As played by Aiden Turner, Lombard is a Tex Avery wolf in wolf's clothing. Or lack of clothing. This is the same guy that the BBC managed to disrobe and send ocean-swimming in "Poldark" (PBS' Masterpiece). A star is born, half-nakedly.
Lombard and Miss Claythorne circle each other, hungrily, but soon someone else is dead. A suicide, possibly—but what's the connection between the deaths and the childish rhyme pinned up in their rooms? ("Ten Little Soldiers," changed from the racial slur-doggerel in the original novel). As someone dies, a figurine disappears … and no guest will admit to doing it. Soon rifts and alliances form between the guests. More unsettling, their protestations of innocence ring false—at least to the audience, for the guests' crimes, or sins of omission, become nastily clear in flashbacks. The retired cop (Burn Gorman) makes a show of being a hero, though his past includes the beating death of an innocent gay man in custody. The boozy surgeon (Toby Stephens of "Black Sails," a standout) attempts to make a scientific inquiry into the deaths, though his area of expertise is "hysteria" and "women's afflictions." His reaction to the death of one of the servants is a model of British understatement: "She's been dead for hours. I would inform the others not to expect much in the way of breakfast in the circumstances."
When the numbers dwindle, the victim-perpetrators' reactions change from fear to suspicion to resignation and even joy. In a bizarrely comic scene, a few of them dig into the cokehead's stash and get crazy high while blasting the phonograph record accusing them of murder. "How do you plead?" the voice booms. "Guilty!" they shout, before pairing off on the dance floor. Lombard, whispering in Miss Claythorne's ear, promises to protect her from harm, but the comforts of love—or just apocalypse sex—can't last.
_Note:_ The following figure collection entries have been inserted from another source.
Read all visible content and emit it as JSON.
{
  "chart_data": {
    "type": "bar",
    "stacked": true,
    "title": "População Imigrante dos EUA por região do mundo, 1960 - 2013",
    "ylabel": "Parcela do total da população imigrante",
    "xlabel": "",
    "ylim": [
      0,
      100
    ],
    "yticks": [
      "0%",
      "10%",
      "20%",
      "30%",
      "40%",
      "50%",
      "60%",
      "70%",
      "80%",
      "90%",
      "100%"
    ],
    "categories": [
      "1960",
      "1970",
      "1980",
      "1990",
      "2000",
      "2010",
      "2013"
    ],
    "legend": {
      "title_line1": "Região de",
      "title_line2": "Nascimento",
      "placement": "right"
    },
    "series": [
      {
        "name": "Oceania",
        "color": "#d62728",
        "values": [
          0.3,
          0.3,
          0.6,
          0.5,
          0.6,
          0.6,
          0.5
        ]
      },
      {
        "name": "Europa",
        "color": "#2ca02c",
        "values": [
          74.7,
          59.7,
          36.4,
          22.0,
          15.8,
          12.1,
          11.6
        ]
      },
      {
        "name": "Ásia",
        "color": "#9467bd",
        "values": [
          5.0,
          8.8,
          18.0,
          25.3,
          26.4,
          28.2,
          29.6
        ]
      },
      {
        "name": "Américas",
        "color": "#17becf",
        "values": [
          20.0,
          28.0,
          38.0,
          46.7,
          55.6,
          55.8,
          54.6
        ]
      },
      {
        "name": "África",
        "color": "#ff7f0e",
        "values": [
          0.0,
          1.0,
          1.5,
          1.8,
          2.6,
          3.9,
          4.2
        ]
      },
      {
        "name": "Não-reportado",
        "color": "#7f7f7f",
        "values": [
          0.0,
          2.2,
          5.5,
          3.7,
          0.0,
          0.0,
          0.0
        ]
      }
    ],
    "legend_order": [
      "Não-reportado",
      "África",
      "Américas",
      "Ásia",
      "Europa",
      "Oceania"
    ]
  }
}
Perhaps it's the military man who best expresses the mood of "And Then There Were None." When one character is quick to excuse the murders done by some fellow guests—the general, the judge, the detective—by saying they must have been committed in the line of duty, Sam Neill's retired general disagrees. Alone by the shore, he ponders his past crime and the war to come. "The military man senses the stillness before battle," he says sadly. "And he accepts it." Why do audiences so adore a grim tale like "And Then There Were None"? There is, in the end, no one to like. Perhaps it's because we recognize, in the characters here, in their hardness, their coldness, their denials and unkindness, the little murders we do every day.